Stossel’s combination of personal stories and historical research, as well as wide contemporary reading on the subject, makes his account appealingly readable. Of all the possible narratives available, one can see that the link between mental illness and high-achievers should prove the most appealing. If only it were true.
***
Still Life with Breadcrumbs by Anna Quindlen (Windmill £7.99)
The title, its font, and the book’s cover photo may all be a little too suggestive of something light and fluffy. But Quindlen, a Pulitzer prize-winner, is sharper than that, and she cleverly steers her story about middle-aged Rebecca Winter, whose marriage has long been over and whose career looks like it has gone the same way, into territory that is both demanding and comforting at the same time. Unable to afford the payments on her Manhattan apartment any longer, the once acclaimed photographer must rent it out while she decamps to a rundown cottage in the country. Although we may raise an eyebrow at the handsome local handyman who happens to be as nurturing as he is butch, Rebecca herself is a fully-fledged character who must deal with loneliness, ageing and life’s general disappointments. Quindlen is very good at skewering self-indulgent moments, and there’s a welcome toughness under the blossoming romance.
****
A Story Lately Told by Anjelica Huston (Simon & Schuster £7.99)

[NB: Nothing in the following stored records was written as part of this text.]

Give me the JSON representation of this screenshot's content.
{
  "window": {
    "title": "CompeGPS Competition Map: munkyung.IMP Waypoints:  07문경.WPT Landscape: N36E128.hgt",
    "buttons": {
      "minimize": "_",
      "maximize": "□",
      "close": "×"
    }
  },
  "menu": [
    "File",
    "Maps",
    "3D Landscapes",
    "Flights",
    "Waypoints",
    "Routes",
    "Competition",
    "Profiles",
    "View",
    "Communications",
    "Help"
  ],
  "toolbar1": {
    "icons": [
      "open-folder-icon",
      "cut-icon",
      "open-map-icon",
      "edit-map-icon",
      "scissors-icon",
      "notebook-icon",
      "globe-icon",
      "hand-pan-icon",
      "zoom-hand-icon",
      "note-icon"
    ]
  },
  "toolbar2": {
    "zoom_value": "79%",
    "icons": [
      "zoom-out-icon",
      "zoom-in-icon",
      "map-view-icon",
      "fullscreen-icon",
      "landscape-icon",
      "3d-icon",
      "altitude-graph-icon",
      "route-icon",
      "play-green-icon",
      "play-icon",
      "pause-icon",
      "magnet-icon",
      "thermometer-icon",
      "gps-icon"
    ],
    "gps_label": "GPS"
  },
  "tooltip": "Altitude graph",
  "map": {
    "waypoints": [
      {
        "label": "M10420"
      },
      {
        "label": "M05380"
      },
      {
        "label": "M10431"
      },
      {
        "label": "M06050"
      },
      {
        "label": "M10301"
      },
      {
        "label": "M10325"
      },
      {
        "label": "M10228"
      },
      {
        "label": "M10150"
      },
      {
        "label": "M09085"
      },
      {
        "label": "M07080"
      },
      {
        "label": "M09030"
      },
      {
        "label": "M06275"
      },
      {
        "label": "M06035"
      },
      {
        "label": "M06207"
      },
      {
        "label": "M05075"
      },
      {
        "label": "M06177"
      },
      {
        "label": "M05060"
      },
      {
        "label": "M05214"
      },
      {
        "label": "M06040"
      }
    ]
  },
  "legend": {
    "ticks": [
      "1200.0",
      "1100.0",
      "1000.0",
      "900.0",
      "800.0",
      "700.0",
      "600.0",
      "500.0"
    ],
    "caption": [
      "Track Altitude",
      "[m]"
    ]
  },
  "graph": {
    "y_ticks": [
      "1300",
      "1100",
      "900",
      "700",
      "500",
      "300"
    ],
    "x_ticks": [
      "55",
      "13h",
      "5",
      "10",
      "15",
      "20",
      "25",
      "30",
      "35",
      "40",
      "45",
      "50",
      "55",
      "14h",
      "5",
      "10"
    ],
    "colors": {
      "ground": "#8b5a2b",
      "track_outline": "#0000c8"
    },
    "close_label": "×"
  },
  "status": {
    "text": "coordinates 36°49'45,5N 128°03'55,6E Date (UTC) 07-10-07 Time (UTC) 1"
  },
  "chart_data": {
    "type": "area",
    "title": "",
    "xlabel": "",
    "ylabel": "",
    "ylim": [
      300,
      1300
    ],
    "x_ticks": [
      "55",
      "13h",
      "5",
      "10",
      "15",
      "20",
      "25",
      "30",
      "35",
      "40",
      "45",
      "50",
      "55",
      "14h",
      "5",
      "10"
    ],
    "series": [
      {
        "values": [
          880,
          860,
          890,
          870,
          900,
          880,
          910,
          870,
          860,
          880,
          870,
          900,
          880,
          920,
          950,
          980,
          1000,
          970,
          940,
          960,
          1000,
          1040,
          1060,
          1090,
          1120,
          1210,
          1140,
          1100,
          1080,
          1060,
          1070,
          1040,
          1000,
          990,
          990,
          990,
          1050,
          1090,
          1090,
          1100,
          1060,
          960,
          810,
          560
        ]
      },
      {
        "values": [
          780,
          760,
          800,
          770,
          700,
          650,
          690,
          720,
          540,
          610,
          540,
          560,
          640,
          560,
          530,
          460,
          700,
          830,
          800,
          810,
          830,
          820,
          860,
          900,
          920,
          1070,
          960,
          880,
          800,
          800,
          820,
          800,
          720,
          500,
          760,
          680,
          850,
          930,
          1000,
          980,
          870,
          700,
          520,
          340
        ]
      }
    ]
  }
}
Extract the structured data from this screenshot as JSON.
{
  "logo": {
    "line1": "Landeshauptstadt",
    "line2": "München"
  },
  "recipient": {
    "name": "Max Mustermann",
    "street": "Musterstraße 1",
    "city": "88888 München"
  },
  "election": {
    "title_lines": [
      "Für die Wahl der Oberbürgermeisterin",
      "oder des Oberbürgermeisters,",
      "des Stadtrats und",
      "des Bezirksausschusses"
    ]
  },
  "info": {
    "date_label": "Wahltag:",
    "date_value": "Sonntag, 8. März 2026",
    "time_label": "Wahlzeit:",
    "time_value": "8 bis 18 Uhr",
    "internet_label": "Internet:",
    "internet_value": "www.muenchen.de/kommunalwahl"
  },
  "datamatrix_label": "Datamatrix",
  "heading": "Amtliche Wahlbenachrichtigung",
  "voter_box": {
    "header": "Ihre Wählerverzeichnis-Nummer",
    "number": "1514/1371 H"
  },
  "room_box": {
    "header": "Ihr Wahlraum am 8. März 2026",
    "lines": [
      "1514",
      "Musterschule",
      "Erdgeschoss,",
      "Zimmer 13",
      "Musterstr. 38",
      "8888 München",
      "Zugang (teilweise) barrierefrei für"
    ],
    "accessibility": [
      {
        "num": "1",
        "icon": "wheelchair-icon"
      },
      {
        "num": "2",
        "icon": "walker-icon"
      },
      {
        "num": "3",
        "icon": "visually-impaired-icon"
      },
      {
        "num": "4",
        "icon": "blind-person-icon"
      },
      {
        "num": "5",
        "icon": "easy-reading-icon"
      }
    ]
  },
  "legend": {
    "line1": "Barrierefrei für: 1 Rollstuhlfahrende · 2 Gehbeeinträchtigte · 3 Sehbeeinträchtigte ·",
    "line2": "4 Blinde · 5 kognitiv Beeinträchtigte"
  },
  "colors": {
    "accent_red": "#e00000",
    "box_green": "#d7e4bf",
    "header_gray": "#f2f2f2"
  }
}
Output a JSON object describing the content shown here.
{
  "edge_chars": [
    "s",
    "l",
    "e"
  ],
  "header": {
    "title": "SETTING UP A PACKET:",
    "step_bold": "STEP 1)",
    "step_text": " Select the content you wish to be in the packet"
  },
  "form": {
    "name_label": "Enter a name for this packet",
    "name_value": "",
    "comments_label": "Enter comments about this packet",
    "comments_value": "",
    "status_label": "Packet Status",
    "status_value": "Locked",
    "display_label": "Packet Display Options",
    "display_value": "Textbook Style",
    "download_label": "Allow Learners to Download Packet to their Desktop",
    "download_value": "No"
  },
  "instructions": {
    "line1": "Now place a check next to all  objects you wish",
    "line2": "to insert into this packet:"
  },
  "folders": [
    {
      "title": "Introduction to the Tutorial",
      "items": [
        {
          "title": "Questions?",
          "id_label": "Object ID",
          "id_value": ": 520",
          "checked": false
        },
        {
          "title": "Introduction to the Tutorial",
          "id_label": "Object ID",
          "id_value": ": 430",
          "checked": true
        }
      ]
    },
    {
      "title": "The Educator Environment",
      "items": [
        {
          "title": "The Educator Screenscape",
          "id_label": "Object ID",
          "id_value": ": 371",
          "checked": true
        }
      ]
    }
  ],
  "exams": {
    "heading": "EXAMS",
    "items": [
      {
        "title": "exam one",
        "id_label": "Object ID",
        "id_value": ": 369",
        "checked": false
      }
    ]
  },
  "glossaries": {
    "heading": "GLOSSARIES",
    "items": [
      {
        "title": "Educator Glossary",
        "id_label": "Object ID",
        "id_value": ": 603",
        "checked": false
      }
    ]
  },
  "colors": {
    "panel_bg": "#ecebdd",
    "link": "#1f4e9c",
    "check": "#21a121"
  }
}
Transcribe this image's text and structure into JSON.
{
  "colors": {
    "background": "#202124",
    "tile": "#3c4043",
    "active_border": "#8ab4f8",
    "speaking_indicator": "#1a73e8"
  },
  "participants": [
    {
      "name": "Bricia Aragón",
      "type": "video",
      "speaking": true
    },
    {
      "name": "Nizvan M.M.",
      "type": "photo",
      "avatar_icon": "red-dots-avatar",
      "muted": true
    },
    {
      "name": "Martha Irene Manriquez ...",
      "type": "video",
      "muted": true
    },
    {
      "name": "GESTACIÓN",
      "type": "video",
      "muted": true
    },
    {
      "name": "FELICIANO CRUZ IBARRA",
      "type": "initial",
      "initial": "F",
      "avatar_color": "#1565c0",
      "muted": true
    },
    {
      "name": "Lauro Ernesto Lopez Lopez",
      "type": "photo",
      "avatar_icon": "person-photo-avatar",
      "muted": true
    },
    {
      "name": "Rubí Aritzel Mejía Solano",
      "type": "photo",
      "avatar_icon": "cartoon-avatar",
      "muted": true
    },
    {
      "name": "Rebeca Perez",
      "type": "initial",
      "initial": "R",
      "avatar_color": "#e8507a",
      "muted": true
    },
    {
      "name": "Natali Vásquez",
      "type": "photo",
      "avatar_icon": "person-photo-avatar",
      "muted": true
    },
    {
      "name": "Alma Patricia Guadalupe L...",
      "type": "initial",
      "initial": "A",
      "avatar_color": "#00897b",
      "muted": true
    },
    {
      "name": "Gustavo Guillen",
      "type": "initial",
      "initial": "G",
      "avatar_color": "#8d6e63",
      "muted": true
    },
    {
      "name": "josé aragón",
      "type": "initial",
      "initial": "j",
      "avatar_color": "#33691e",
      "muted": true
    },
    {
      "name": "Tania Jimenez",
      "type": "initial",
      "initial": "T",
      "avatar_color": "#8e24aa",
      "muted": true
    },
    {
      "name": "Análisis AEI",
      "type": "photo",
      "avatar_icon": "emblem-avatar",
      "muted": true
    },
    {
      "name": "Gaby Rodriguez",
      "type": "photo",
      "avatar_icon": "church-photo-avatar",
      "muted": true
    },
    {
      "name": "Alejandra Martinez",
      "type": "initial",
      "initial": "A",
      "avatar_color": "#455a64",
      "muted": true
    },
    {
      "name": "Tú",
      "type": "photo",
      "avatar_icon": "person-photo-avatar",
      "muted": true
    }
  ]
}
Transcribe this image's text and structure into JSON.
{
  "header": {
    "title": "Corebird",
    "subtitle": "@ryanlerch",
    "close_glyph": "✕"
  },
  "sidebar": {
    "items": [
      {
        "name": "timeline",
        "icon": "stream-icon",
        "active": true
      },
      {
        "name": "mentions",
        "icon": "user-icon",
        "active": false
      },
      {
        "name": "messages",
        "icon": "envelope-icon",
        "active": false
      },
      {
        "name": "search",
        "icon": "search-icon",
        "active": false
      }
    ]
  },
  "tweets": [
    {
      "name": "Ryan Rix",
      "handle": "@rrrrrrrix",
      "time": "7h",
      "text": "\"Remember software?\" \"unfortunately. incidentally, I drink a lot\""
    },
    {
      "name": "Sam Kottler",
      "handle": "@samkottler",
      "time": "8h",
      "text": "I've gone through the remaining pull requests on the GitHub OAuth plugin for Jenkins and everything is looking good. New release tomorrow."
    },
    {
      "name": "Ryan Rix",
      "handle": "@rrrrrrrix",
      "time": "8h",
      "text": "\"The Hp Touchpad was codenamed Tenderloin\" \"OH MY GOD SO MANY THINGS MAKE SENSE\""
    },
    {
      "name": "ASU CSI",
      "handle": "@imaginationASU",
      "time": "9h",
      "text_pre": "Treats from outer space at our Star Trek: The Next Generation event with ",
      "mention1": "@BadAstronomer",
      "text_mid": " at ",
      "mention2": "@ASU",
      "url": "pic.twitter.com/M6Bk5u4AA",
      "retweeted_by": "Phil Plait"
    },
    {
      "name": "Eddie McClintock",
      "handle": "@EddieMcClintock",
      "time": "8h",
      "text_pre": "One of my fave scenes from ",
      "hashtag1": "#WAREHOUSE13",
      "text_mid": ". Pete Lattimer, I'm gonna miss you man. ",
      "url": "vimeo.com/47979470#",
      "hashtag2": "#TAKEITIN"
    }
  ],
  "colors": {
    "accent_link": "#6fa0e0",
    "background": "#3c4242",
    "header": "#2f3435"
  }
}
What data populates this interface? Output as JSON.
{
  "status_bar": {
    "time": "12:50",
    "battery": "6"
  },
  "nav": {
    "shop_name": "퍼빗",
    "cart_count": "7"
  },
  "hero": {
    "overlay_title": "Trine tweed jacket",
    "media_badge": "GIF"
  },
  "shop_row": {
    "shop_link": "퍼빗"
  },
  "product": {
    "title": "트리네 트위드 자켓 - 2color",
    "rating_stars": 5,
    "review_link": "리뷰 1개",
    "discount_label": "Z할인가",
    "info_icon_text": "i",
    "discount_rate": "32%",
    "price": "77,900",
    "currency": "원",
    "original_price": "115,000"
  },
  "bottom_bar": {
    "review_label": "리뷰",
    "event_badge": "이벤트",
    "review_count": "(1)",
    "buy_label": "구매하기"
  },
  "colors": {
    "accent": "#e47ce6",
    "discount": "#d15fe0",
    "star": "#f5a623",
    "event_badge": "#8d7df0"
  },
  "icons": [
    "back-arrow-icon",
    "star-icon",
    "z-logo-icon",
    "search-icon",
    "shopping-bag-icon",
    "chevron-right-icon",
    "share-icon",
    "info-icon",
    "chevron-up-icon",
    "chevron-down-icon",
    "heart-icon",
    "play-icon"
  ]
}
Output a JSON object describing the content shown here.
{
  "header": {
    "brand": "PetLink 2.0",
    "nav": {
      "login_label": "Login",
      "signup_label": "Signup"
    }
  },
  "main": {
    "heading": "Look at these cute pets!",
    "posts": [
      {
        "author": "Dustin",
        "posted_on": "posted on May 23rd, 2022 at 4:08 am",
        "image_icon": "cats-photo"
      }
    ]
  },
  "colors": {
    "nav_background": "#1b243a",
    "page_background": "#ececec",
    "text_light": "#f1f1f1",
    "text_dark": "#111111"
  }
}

This first volume of Huston’s autobiography has enough nuggets of personal love affairs with the rich and famous to keep a certain kind of reader happy. But her remembrances of growing up in Ireland and then in London are curiously disjointed, and there’s little real self-reflection until her horrific relationship with the famed fashion photographer, Bob Richardson. Huston’s upbringing was odd: she rarely spent time with her parents it seems, as she and her brother were cared for by “Nurse”. When John Huston strikes her face one day, she acknowledges her fear but stops short of questioning his love for her or how it might have impacted on her life. This is a fascinating account of an unusual life.
***
Falling by Emma Kavanagh (Arrow £6.99)
Kavanagh’s debut is a crime story with the added complication of a plane crash. It explores the after-effects of catastrophe on the individuals who have survived. Paralleling former policeman Jim Hanover’s loss of his daughter, who has been murdered, is that of crash survivor Cecilia, a member of the air crew who was in the process of running away from her husband. Cecilia’s back story slowly emerges as we learn why she cannot cope with being a mother or a wife, while another character, Freya, finds out more than she wished to know about her father, the pilot downed with the plane. Fathers and daughters emerge as a theme in this pared-back, swift-moving crime tale.
***
The Boarding House by William Trevor (Penguin £8.99)
Trevor’s 1965 novel is a dazzling display of character-led fiction which may not have aged terribly well, but there’s something almost joyous in the technical wizardry required to produce such a motley crew of monstrous, yet sympathetic, individuals. William Wagner Bird, a single man with means, chose people to inhabit his boarding-house with good reason, filling up notebooks with his impressions of their personalities. When he dies and leaves the house to two warring characters, he ensures trouble will arise. It’s hard to imagine such a tale being written now, with such unbiased affection for the disaffected, the lonely and the downright odd, which makes it all the more valuable.